For me, one of the most shockingly funny passages in your book comes within the first 25 pages: When one office worker's little girl goes missing and her colleagues volunteer to create a "missing" flier -- and then the group of them overthink it. They can't help but color-correct her image because the snapshot is sort of washed out, so then they also play up her hair and freckles, and then they obsess about the kerning on the "$10,000 REWARD" type, and even consider doing a little Photoshop work on her teeth. When you worked in advertising, how much of an overthinker were you?
Most of the time I was doing pretty copy-heavy projects -- newsletters, brochures. I'd start overthinking only when it came to concepting. Then I'd get very elaborate with my visuals and ornate with my headlines. I'd turn a half-page print ad into an eight-fold pop-up with a linticular and a music-chip insert. By that time someone would have emerged from an office with a very pithy, very entertaining six-word sentence, to be accompanied by an image as simple as a clown's face, and it would say everything the client requested in a perfectly clever way. I'd return sheepishly to my office with my origami.
Do you remember the first line of ad copy you wrote?
My first copy was for a brochure marketing a feed additive for poultry. They needed about 300 words to describe why this additive would make chickens grow faster. I presented them with an 80-page scientific dissertation with pie charts and cross-references. The lesson I learned thereafter was that I was writing for something called an audience. It was a major revelation, and it had impact not only on my copywriting but on how I understood writing in general, fiction included.

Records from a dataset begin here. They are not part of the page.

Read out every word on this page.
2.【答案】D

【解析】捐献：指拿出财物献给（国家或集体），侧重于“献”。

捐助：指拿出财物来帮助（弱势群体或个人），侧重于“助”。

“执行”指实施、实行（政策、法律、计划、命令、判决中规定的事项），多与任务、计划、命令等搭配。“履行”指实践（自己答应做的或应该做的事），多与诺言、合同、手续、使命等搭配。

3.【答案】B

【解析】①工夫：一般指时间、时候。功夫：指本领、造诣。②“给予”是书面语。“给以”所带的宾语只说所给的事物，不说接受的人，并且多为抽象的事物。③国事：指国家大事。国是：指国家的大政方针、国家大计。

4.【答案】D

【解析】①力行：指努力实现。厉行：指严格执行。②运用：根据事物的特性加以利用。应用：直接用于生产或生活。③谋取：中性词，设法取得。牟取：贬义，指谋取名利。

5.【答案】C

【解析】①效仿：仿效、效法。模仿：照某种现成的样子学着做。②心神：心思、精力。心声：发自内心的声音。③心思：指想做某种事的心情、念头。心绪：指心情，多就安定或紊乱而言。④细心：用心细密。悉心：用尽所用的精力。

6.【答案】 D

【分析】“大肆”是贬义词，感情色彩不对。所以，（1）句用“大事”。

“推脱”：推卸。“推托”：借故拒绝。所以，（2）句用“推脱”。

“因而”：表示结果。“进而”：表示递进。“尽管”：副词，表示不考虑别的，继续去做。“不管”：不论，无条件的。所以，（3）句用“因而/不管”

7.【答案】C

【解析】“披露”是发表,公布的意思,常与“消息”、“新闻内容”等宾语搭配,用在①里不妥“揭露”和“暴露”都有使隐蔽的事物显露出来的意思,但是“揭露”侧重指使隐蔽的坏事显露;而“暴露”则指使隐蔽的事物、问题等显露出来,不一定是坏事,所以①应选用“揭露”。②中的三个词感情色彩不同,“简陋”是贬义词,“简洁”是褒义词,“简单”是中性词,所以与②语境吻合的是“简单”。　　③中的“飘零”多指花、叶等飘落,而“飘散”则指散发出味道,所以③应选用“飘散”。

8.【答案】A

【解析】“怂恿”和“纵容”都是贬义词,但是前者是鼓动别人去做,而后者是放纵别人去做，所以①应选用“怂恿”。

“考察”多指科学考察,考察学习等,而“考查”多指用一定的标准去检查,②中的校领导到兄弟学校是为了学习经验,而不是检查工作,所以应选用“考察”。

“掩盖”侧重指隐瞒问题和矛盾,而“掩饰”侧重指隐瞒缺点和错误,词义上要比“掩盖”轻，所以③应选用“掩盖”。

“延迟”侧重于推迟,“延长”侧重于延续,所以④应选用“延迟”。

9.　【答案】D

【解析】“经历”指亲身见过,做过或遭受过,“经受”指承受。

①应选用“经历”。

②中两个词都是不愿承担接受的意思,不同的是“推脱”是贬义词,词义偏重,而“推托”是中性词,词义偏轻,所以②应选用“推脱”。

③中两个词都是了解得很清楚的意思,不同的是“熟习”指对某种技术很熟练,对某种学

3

Another great thing about your book is that it gives the reader a bird's-eye view of an advertising agency as a sort of self-contained information economy where absolutely everything, the entire emotional life of the office, hinges on the flow, or lack of flow. Like, one of my favorite lines in the book is: "We never disliked Joe more than when he had information that we had, too, which he refused to tell us" -- a distillation of one of the major reasons why the office drones resent a particularly aloof, withholding middle-manager. When you were in the thick of it, did you come to these sorts of realizations about character? Or did you have to get distance from it before you really figured out why you hated and/or loved certain kinds of personalities?

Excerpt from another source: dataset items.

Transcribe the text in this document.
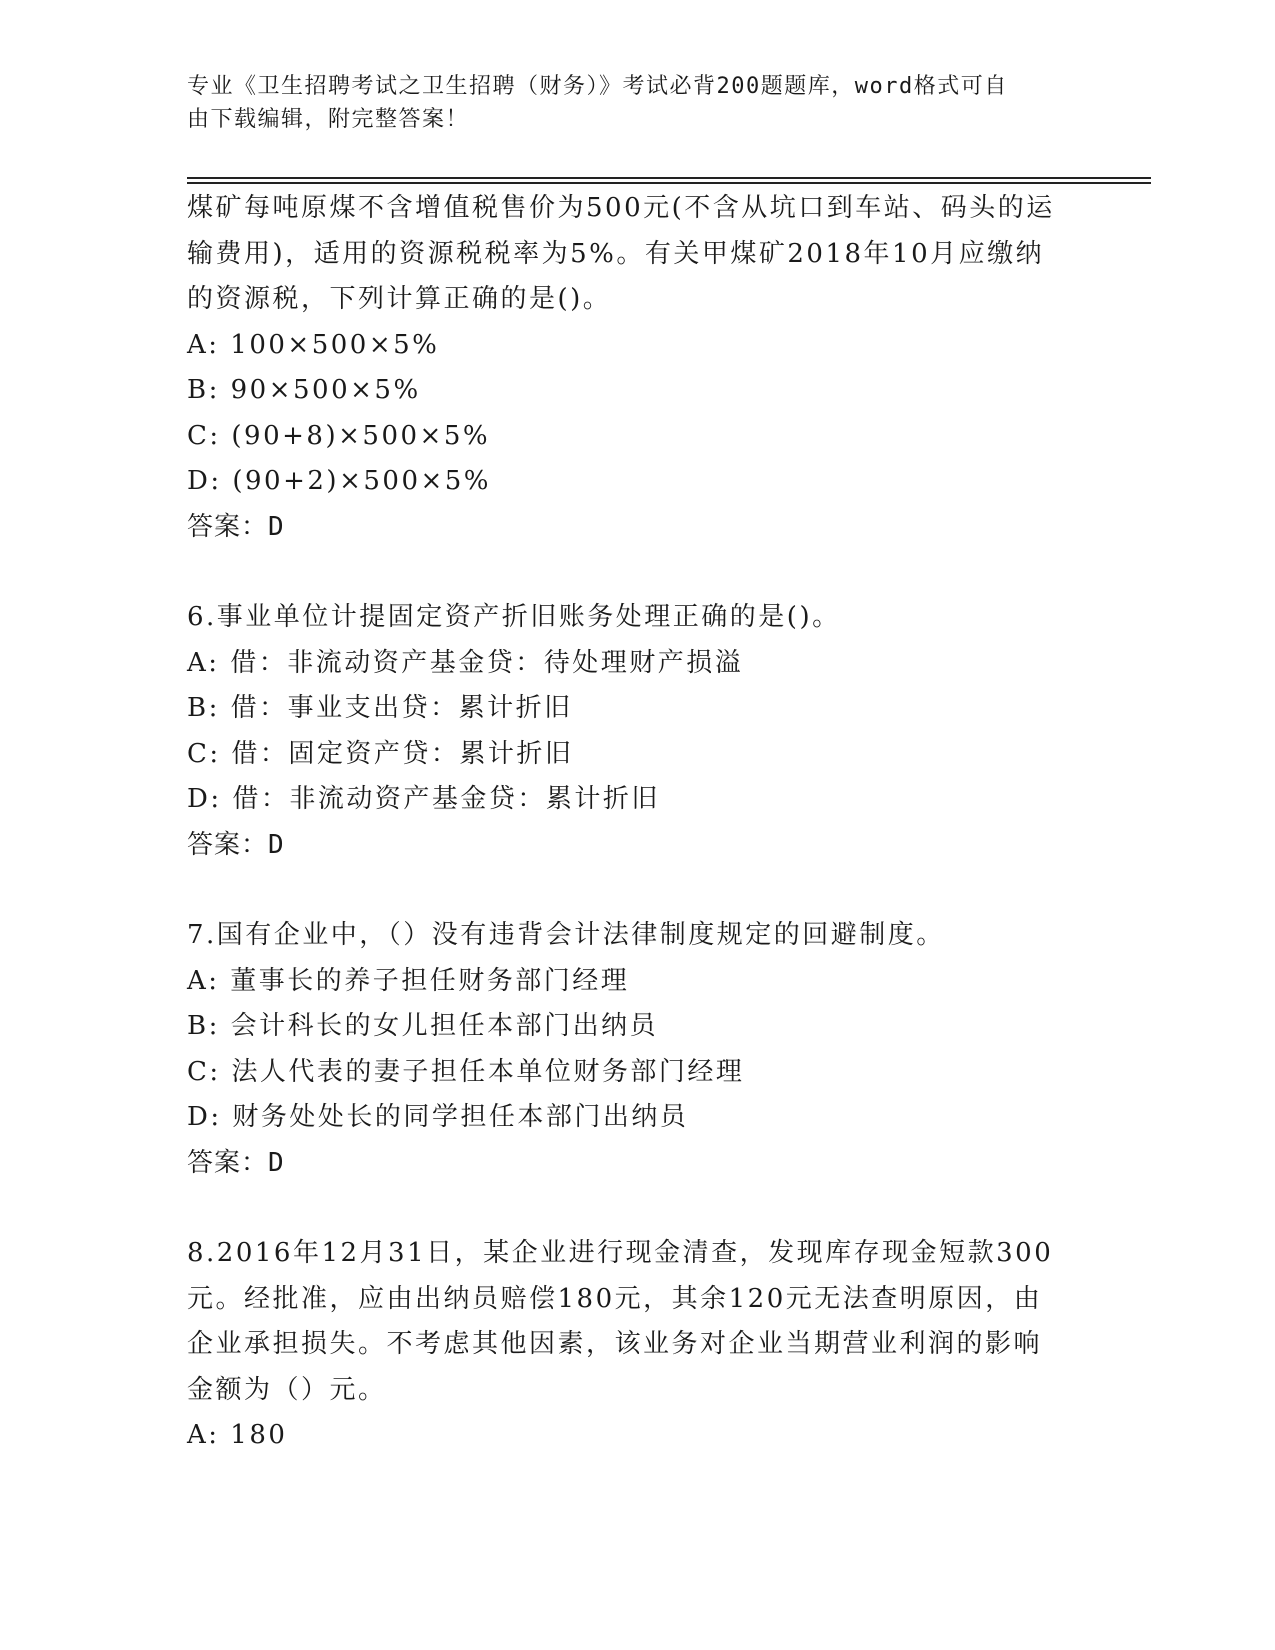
专业《卫生招聘考试之卫生招聘（财务）》考试必背200题题库，word格式可自
由下载编辑，附完整答案！
煤矿每吨原煤不含增值税售价为500元(不含从坑口到车站、码头的运
输费用)，适用的资源税税率为5%。有关甲煤矿2018年10月应缴纳
的资源税，下列计算正确的是()。
A: 100×500×5%
B: 90×500×5%
C: (90+8)×500×5%
D: (90+2)×500×5%
答案：D
6.事业单位计提固定资产折旧账务处理正确的是()。
A: 借：非流动资产基金贷：待处理财产损溢
B: 借：事业支出贷：累计折旧
C: 借：固定资产贷：累计折旧
D: 借：非流动资产基金贷：累计折旧
答案：D
7.国有企业中，（）没有违背会计法律制度规定的回避制度。
A: 董事长的养子担任财务部门经理
B: 会计科长的女儿担任本部门出纳员
C: 法人代表的妻子担任本单位财务部门经理
D: 财务处处长的同学担任本部门出纳员
答案：D
8.2016年12月31日，某企业进行现金清查，发现库存现金短款300
元。经批准，应由出纳员赔偿180元，其余120元无法查明原因，由
企业承担损失。不考虑其他因素，该业务对企业当期营业利润的影响
金额为（）元。
A: 180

Both -- I observed them at the time, I needed distance to write about them.
In advertising or the law or in medicine or at Wendy's, one is always grappling with the surrounding personalities. They do fit certain types, and you can recognize those types from way back, which is why politics and office life are both so often compared to high school. I believe that by high school we've made certain boilerplates for certain people ... and thereafter we use mental shorthand to define and explain.
I also believe, however, that this mental shorthand is very frequently wrong and lazy and hurtful. We think we know [our colleagues] by the clothes they wear, the music they listen to, their work product. But at night, one of them might go home to three wives. Another might be trying to cope with a dying father. A third, the one who makes lewd comments, might be considering divinity school.
In the end, did you have to get out?
Yes, I had to get out. But I also I saw the camaraderie, the professional fulfillment, the paycheck necessities, and I realized that for every one-part demoralizing, an office job provides one-part satisfaction. I wanted that ambiguity, that love-hate affair we have with work and the office, to be the narrator's disposition in "Then We Came to the End."
Have your former co-workers been reading the book? How are they reacting to it?
A few have. But not everyone. I haven't had any death threats yet.